Vernon Philander is another option, but at this stage of the preparations it is difficult to see him being involved. 

Lungi Ngidi

2. Finishers down the order a problem

When one thinks of a Proteas team that boasted the likes of Lance Klusener, Mark Boucher and Shaun Pollock in their lower order, it is clear that this is a problem area for the Proteas of 2018. 

Andile Phehlukwayo's technical flaws with bat in hand are there for all to see, and he is not the guy you currently want coming in to win you a game when the pressure has been turned up to maximum. 

Wiaan Mulder looks a good enough player, but does he have the muscle and clean-hitting ability to go at 12-an-over when it matters most? 

The rain-affected 4th ODI saw the Proteas find a way to lose, somehow, from a position where they should have cantered home. 

Nobody was guiltier than David Miller, who could not get the job done. 

Miller's role in this side is crucial. He is a player entrusted with finishing off innings and getting the Proteas over the line. 

But, with a return of just 85 runs from 4 innings, the 109-ODI veteran still has some convincing to do. 

The likes of Farhaan Behardien will be waiting for their chance. 

Andile Phehlukwayo 

3. De Kock and Amla save Proteas one headache

One area where the Proteas are settled is at the top of their order, where Quinton de Kock and Hashim Amla remain the most obvious opening pair. 

Amla is still far from his best - he averaged just 32.20 in the series - but he did show glimpses of being on the right track. 

His partnership with De Kock just works. 

The left-hand/right-hand combination is one thing, but De Kock spoke last week of the calming influence that Amla has on his batting. 

Both players are adaptable enough to change their approach depending on the match situation, both have the ability to win matches by themselves and together they are a major weapon for the Proteas heading into next year. 

The pair averaged just 39.6 for the opening partnership in Sri Lanka, which wasn't helped by Amla's first-ball duck on Sunday.

Quinton de Kock

4. Spin troubles are very, very real

Sunday's final ODI in Colombo showed that South Africa's troubles against spin bowling are not limited to the Test arena. 

Akila Dananjaya picked up six wickets in the match and 14 in the series as the Proteas struggled to pick him throughout.

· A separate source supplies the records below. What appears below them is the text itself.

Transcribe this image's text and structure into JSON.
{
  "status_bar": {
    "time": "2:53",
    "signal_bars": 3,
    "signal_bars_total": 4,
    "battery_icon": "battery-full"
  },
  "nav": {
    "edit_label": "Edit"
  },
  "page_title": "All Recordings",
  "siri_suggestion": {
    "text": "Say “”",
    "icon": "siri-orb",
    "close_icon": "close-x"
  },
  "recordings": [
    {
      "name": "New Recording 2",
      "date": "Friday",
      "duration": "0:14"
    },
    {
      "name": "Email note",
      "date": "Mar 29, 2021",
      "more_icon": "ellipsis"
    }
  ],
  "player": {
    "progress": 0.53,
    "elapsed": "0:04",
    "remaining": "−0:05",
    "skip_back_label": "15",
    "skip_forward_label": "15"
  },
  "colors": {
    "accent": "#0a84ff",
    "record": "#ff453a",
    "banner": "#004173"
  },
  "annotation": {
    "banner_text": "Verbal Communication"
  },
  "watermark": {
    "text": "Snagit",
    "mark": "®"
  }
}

Thinking that spin will not be a factor in England is also a mistake. 

Just because the World Cup will be played in England does not mean that wickets and conditions will favour seam bowling and nothing else. 

ODI wickets around the world these days are generally flat, and England will be no different. 

Spin bowling will play a major role, and if South Africa are to lift their first ever World Cup trophy, they will have to be a lot better in that department.

Aiden Markram 

5. Duminy emerges as key to life after AB

JP Duminy impressed in the series, scoring 227 runs at an average of 56.75

Thanks to the retirement of AB de Villiers, the Proteas need new middle-order match-winners. 

Duminy, along with skipper Du Plessis, will be key in that regard. 

Often criticised for his inconsistency at international level, Duminy has played with purpose and freedom throughout this series. 

It looks as if his retirement from Test cricket has done wonders for his ODI game. 

De Villiers' absence is a huge loss for South Africa, and it leaves the middle-order exposed. 

Aiden Markram struggled immensely in Sri Lanka while Reeza Hendricks and Heinrich Klaasen are inexperienced at this level. 

The likes of Themba Bavuma and Khaya Zondo might still come into the middle-order conversation, but Duminy is looking increasingly important to the Proteas cause.